Welcome to the new JNU, that of VC M Jagadesh Kumar, in a new India, a surveillance state helmed by Hindutva poster boys Narendra Modi and Amit Shah.

The evening of January 5, Sunday, has changed Jawaharlal Nehru University (JNU), a crown jewel among India’s public-funded educational institutes, forever. And teachers and students are pointing their fingers at the complicity of the JNU administration, led by Vice Chancellor Mamidala Jagadesh Kumar, with the masked attackers who beat up students and faculty members, pelted stones, ransacked hostels, destroyed public and private property, smashed furniture and cars for a good two hours. Very interestingly, just a few days before this incident, Union Home Minister Amit Shah had sounded a dogwhistle: that the ‘tukde tukde gang of Delhi’ would be taught a lesson.

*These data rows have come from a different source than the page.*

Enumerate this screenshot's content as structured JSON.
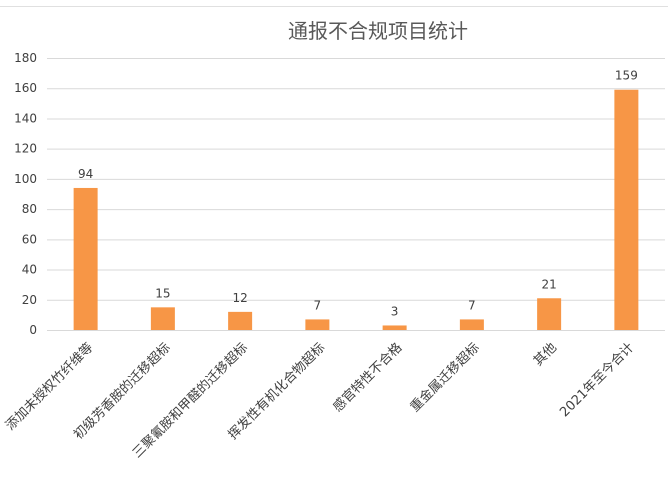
{
  "chart_data": {
    "type": "bar",
    "title": "通报不合规项目统计",
    "categories": [
      "添加未授权竹纤维等",
      "初级芳香胺的迁移超标",
      "三聚氰胺和甲醛的迁移超标",
      "挥发性有机化合物超标",
      "感官特性不合格",
      "重金属迁移超标",
      "其他",
      "2021年至今合计"
    ],
    "values": [
      94,
      15,
      12,
      7,
      3,
      7,
      21,
      159
    ],
    "ylim": [
      0,
      180
    ],
    "yticks": [
      0,
      20,
      40,
      60,
      80,
      100,
      120,
      140,
      160,
      180
    ],
    "grid": true,
    "data_labels": true,
    "xlabel": "",
    "ylabel": "",
    "colors": {
      "bar": "#F79646",
      "grid": "#D9D9D9",
      "text": "#404040",
      "title": "#595959"
    }
  }
}
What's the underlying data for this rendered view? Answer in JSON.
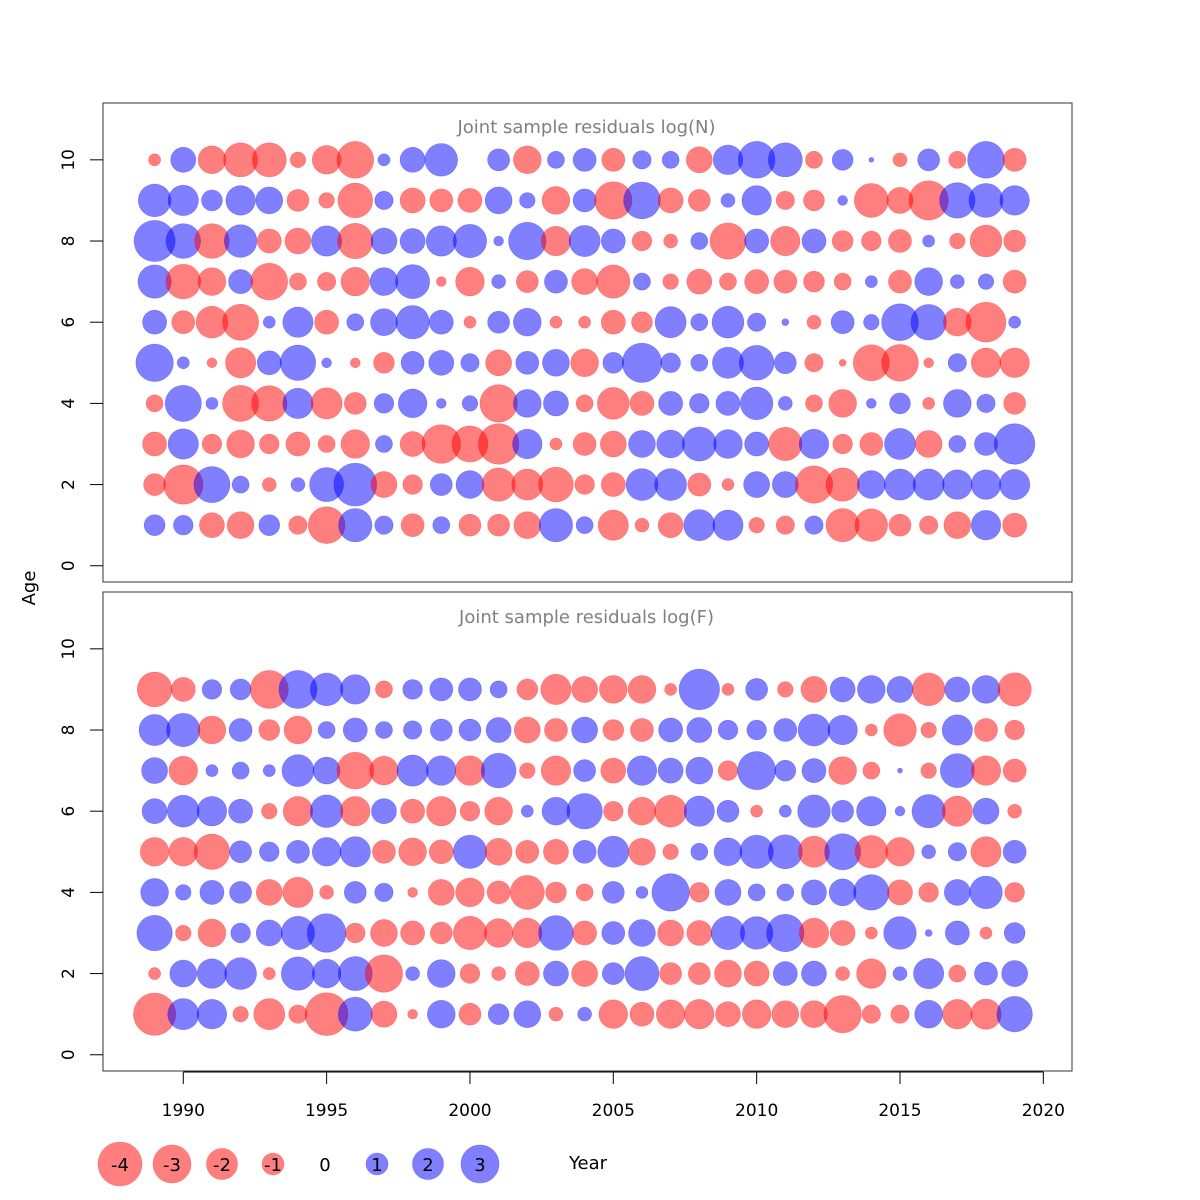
{
  "chart_data": {
    "type": "scatter",
    "style": "bubble residual plot",
    "colors": {
      "positive": "#0000ff",
      "negative": "#ff0000",
      "bubble_alpha": 0.5,
      "frame": "#333333",
      "title": "#808080"
    },
    "xlabel": "Year",
    "ylabel": "Age",
    "xlim": [
      1987.2,
      2021.0
    ],
    "ylim": [
      -0.4,
      11.4
    ],
    "x_ticks": [
      "1990",
      "1995",
      "2000",
      "2005",
      "2010",
      "2015",
      "2020"
    ],
    "y_ticks": [
      "0",
      "2",
      "4",
      "6",
      "8",
      "10"
    ],
    "years": [
      1989,
      1990,
      1991,
      1992,
      1993,
      1994,
      1995,
      1996,
      1997,
      1998,
      1999,
      2000,
      2001,
      2002,
      2003,
      2004,
      2005,
      2006,
      2007,
      2008,
      2009,
      2010,
      2011,
      2012,
      2013,
      2014,
      2015,
      2016,
      2017,
      2018,
      2019
    ],
    "legend": {
      "values": [
        "-4",
        "-3",
        "-2",
        "-1",
        "0",
        "1",
        "2",
        "3"
      ]
    },
    "panels": [
      {
        "title": "Joint sample residuals log(N)",
        "ages": [
          1,
          2,
          3,
          4,
          5,
          6,
          7,
          8,
          9,
          10
        ],
        "residuals": [
          [
            0.9,
            0.8,
            -1.3,
            -1.5,
            0.9,
            -0.7,
            -2.8,
            2.3,
            0.7,
            -1.1,
            0.6,
            -1.0,
            -1.0,
            -1.5,
            2.3,
            0.6,
            -1.9,
            -0.4,
            -1.3,
            2.0,
            1.9,
            -0.5,
            -0.7,
            0.7,
            -2.3,
            -2.2,
            -1.0,
            -0.7,
            -1.5,
            1.8,
            -1.2
          ],
          [
            -1.0,
            -3.2,
            2.7,
            0.6,
            -0.4,
            0.4,
            2.4,
            3.8,
            -1.4,
            -0.8,
            1.0,
            1.6,
            -2.3,
            -2.0,
            -2.5,
            -0.8,
            -1.2,
            2.1,
            2.1,
            -1.1,
            -0.3,
            1.4,
            1.4,
            -2.9,
            -2.3,
            1.6,
            2.0,
            2.0,
            1.8,
            1.8,
            1.9
          ],
          [
            -1.2,
            1.9,
            -0.8,
            -1.6,
            -0.8,
            -1.2,
            -0.6,
            -1.7,
            0.6,
            -1.3,
            -3.1,
            -2.7,
            -3.4,
            1.8,
            -0.3,
            -1.1,
            -1.4,
            1.5,
            1.6,
            2.4,
            1.7,
            1.2,
            -2.3,
            1.8,
            -0.8,
            -1.1,
            2.0,
            -1.5,
            0.6,
            1.1,
            3.4
          ],
          [
            -0.6,
            2.7,
            0.3,
            -2.7,
            -2.6,
            1.9,
            -2.0,
            -1.0,
            0.8,
            1.7,
            0.2,
            0.5,
            -2.9,
            1.6,
            1.3,
            -0.6,
            -2.1,
            -1.2,
            1.2,
            0.8,
            1.2,
            2.2,
            0.4,
            -0.6,
            -1.6,
            0.2,
            0.9,
            -0.3,
            1.6,
            0.7,
            -1.0
          ],
          [
            2.9,
            0.3,
            -0.2,
            -1.9,
            1.2,
            2.6,
            0.2,
            -0.2,
            -0.9,
            1.1,
            1.3,
            0.7,
            -1.4,
            1.1,
            1.5,
            -1.6,
            0.9,
            3.2,
            0.8,
            0.6,
            2.0,
            2.5,
            1.0,
            -0.7,
            -0.1,
            -2.7,
            -2.8,
            -0.2,
            0.7,
            -1.8,
            -1.8
          ],
          [
            1.2,
            -1.1,
            -2.1,
            -2.7,
            0.3,
            1.9,
            -1.2,
            0.6,
            1.5,
            2.3,
            1.2,
            -0.3,
            1.0,
            1.6,
            -0.3,
            -0.3,
            -1.2,
            -0.9,
            2.0,
            0.6,
            2.1,
            0.7,
            0.1,
            -0.4,
            1.1,
            0.5,
            2.8,
            2.6,
            -1.6,
            -3.3,
            0.3
          ],
          [
            2.3,
            -2.5,
            -1.6,
            1.2,
            -2.8,
            -0.6,
            -0.7,
            -1.7,
            1.6,
            2.4,
            -0.2,
            -1.7,
            0.4,
            -1.0,
            1.1,
            -1.4,
            -2.3,
            0.6,
            -0.5,
            -1.3,
            -0.6,
            -1.2,
            -1.1,
            -0.9,
            -0.6,
            0.3,
            -1.1,
            1.6,
            0.4,
            0.5,
            -1.1
          ],
          [
            3.5,
            2.5,
            -2.5,
            2.2,
            -1.2,
            -1.4,
            1.9,
            -2.6,
            1.4,
            1.3,
            1.9,
            2.3,
            0.2,
            2.9,
            -1.8,
            2.0,
            1.2,
            -0.8,
            -0.4,
            0.6,
            -2.7,
            1.2,
            -1.8,
            1.2,
            -0.9,
            -0.8,
            -1.1,
            0.3,
            -0.5,
            -2.1,
            -1.0
          ],
          [
            2.2,
            1.9,
            0.9,
            1.8,
            1.5,
            -1.0,
            -0.5,
            -2.5,
            0.7,
            -1.3,
            -1.1,
            -1.2,
            1.5,
            0.5,
            -1.6,
            1.1,
            -2.9,
            2.8,
            -1.3,
            -1.0,
            0.4,
            1.8,
            -0.7,
            -0.9,
            0.2,
            -2.4,
            -1.4,
            -3.2,
            2.6,
            2.4,
            1.8
          ],
          [
            -0.3,
            1.3,
            -1.6,
            -2.4,
            -2.4,
            -0.5,
            -1.7,
            -2.8,
            0.3,
            1.3,
            2.2,
            0.0,
            1.0,
            -1.6,
            0.6,
            1.1,
            -1.1,
            0.7,
            0.6,
            -1.4,
            1.8,
            2.8,
            2.4,
            -0.6,
            0.9,
            0.05,
            -0.4,
            1.0,
            -0.6,
            2.8,
            -1.1
          ]
        ]
      },
      {
        "title": "Joint sample residuals log(F)",
        "ages": [
          1,
          2,
          3,
          4,
          5,
          6,
          7,
          8,
          9
        ],
        "residuals": [
          [
            -3.7,
            2.0,
            1.8,
            -0.5,
            -2.0,
            -0.7,
            -3.8,
            2.4,
            -1.4,
            -0.2,
            1.6,
            -1.0,
            0.9,
            1.5,
            -0.4,
            0.4,
            -1.7,
            -1.2,
            -1.7,
            -1.8,
            -1.3,
            -1.7,
            -1.5,
            -1.5,
            -2.9,
            -0.7,
            -0.7,
            1.6,
            -1.8,
            -1.9,
            2.6
          ],
          [
            -0.3,
            1.5,
            1.8,
            2.1,
            -0.3,
            2.3,
            1.7,
            2.4,
            -2.9,
            0.4,
            1.6,
            -0.8,
            -0.4,
            -1.2,
            1.3,
            -1.4,
            1.0,
            2.4,
            -1.0,
            -1.0,
            -1.5,
            -1.3,
            1.2,
            1.3,
            -0.4,
            -1.8,
            0.4,
            1.9,
            -0.6,
            1.1,
            1.4
          ],
          [
            2.6,
            -0.5,
            -1.6,
            0.8,
            1.4,
            2.3,
            3.1,
            -0.8,
            -1.5,
            -1.2,
            -1.0,
            -2.3,
            -1.7,
            -1.8,
            2.5,
            -1.2,
            1.1,
            1.5,
            -1.4,
            -1.3,
            2.3,
            2.2,
            2.9,
            -1.8,
            -1.3,
            -0.3,
            2.2,
            0.1,
            1.2,
            -0.3,
            0.9
          ],
          [
            1.6,
            0.5,
            1.2,
            1.0,
            -1.4,
            -1.9,
            -0.4,
            1.0,
            0.7,
            -0.2,
            -1.4,
            -1.7,
            -1.1,
            -2.4,
            -0.9,
            -0.6,
            1.0,
            0.3,
            2.9,
            -0.8,
            1.4,
            0.6,
            0.6,
            1.3,
            1.5,
            2.6,
            -1.3,
            -0.8,
            1.4,
            2.2,
            -0.8
          ],
          [
            -1.7,
            -1.7,
            -2.6,
            1.0,
            0.8,
            1.1,
            1.7,
            1.9,
            -1.1,
            -1.6,
            -1.2,
            2.3,
            -1.5,
            -1.1,
            -1.3,
            1.1,
            2.0,
            -1.5,
            -0.5,
            0.6,
            1.6,
            2.3,
            2.4,
            -2.0,
            2.7,
            -2.2,
            -1.7,
            0.4,
            0.7,
            -1.9,
            1.1
          ],
          [
            1.3,
            2.1,
            1.8,
            1.2,
            -0.5,
            -1.8,
            2.2,
            -1.8,
            1.3,
            -1.2,
            -1.8,
            -0.8,
            -1.6,
            0.3,
            1.6,
            2.6,
            -0.8,
            -1.6,
            -2.1,
            1.9,
            1.0,
            -0.3,
            0.3,
            2.2,
            1.0,
            1.8,
            0.2,
            2.3,
            -1.9,
            1.4,
            -0.4
          ],
          [
            1.4,
            -1.7,
            0.3,
            0.6,
            0.3,
            2.1,
            1.5,
            -2.8,
            -1.7,
            2.0,
            1.8,
            -1.8,
            2.5,
            -0.5,
            -1.8,
            1.0,
            -1.3,
            1.8,
            1.3,
            1.5,
            -0.8,
            3.0,
            0.9,
            1.2,
            -1.6,
            -0.6,
            0.05,
            -0.5,
            2.4,
            -1.8,
            -1.1
          ],
          [
            2.0,
            2.3,
            -1.6,
            1.1,
            -0.9,
            -1.6,
            0.6,
            1.2,
            0.6,
            0.7,
            1.0,
            1.0,
            1.3,
            -1.4,
            -1.1,
            1.4,
            -0.9,
            -1.1,
            1.2,
            1.3,
            0.8,
            0.8,
            1.1,
            2.1,
            1.8,
            -0.3,
            -2.2,
            -0.5,
            1.9,
            -1.1,
            -0.8
          ],
          [
            -2.5,
            -1.2,
            0.8,
            0.9,
            -3.0,
            3.0,
            2.2,
            1.8,
            -0.6,
            0.8,
            1.1,
            1.1,
            0.6,
            -0.9,
            -1.9,
            -1.4,
            -1.6,
            -1.6,
            -0.3,
            3.4,
            -0.3,
            1.0,
            -0.5,
            -1.4,
            1.3,
            1.6,
            1.4,
            -2.2,
            1.3,
            1.6,
            -2.3
          ]
        ]
      }
    ]
  }
}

In the words of Mohinder Singh, “What could never have happened has actually happened. A certain red line has been breached. JNU will never be the same again.” Singh was also a student at JNU and lived in a hostel like Sabarmati which bore the brunt of the attack. He is still in disbelief.

“I was there in front of Sabarmati that evening and our peace meeting had just ended. I was sipping tea with some colleagues when I saw these masked characters advancing towards Sabarmati Hostel. I still thought this must be some kind of infighting between students and will soon be handled and I was walking back to the main road. I realised it was a different matter altogether when I saw our colleague Sucharita Sen, bleeding from her head, being taken to the hospital on a motorcycle. It was then that it occurred to me that these were masked goons from outside.”

Professor Sucharita Sen, Professor at the Centre for the Study of Regional Development, School of Social Sciences, received multiple stitches for her head wound. “Can you imagine? Can you identify the campus? Sucharita is scared to come back to the campus which has been her life. What have they done to JNU? The VC and the administration are singularly responsible for bringing this to JNU,” says a disturbed Rajat Datta.

Datta, who was present when the assault began and had to jump over hedges and run between bushes to save himself, injuring himself in the process, categorically states, “This assault was a pre-medidated attack where people were identified and targeted while the JNU administration not just remained inert but also was complicit. JNU has seen many agitations and there have been differing opinions but masked goons assaulting teachers and students?”


Datta is not wrong. The Indian Express reported how the Chief Proctor of JNU, Dhananjay Singh, was part of a WhatsApp group called ‘Friends of RSS’ with ABVP members where messages threatening violence against students were shared.

A day earlier, when another round of violence broke out on School of Languages lawns, apparently the Dean of the School of International Relations was seen to be egging on ABVP students to beat up leftist students, many students and faculty members say.

It is also strange that the Delhi Police FIR on the incident states that the cops were aware of armed goons assembling in JNU at 3.45 PM but permission to enter the campus was only given by the VC at around 8 PM after the mayhem was over and the goons armed with iron rods, sticks and sledgehammers had slipped away.

“In Jamia Milia Islamia and Aligarh Muslim University, the police did not need permission to enter and beat up students. But here they needed the same to save students from getting beaten up by lumpen elements. And the JNU administration and the VC conveniently withheld permission despite numerous SOS messages since 6.30 PM,” says Datta.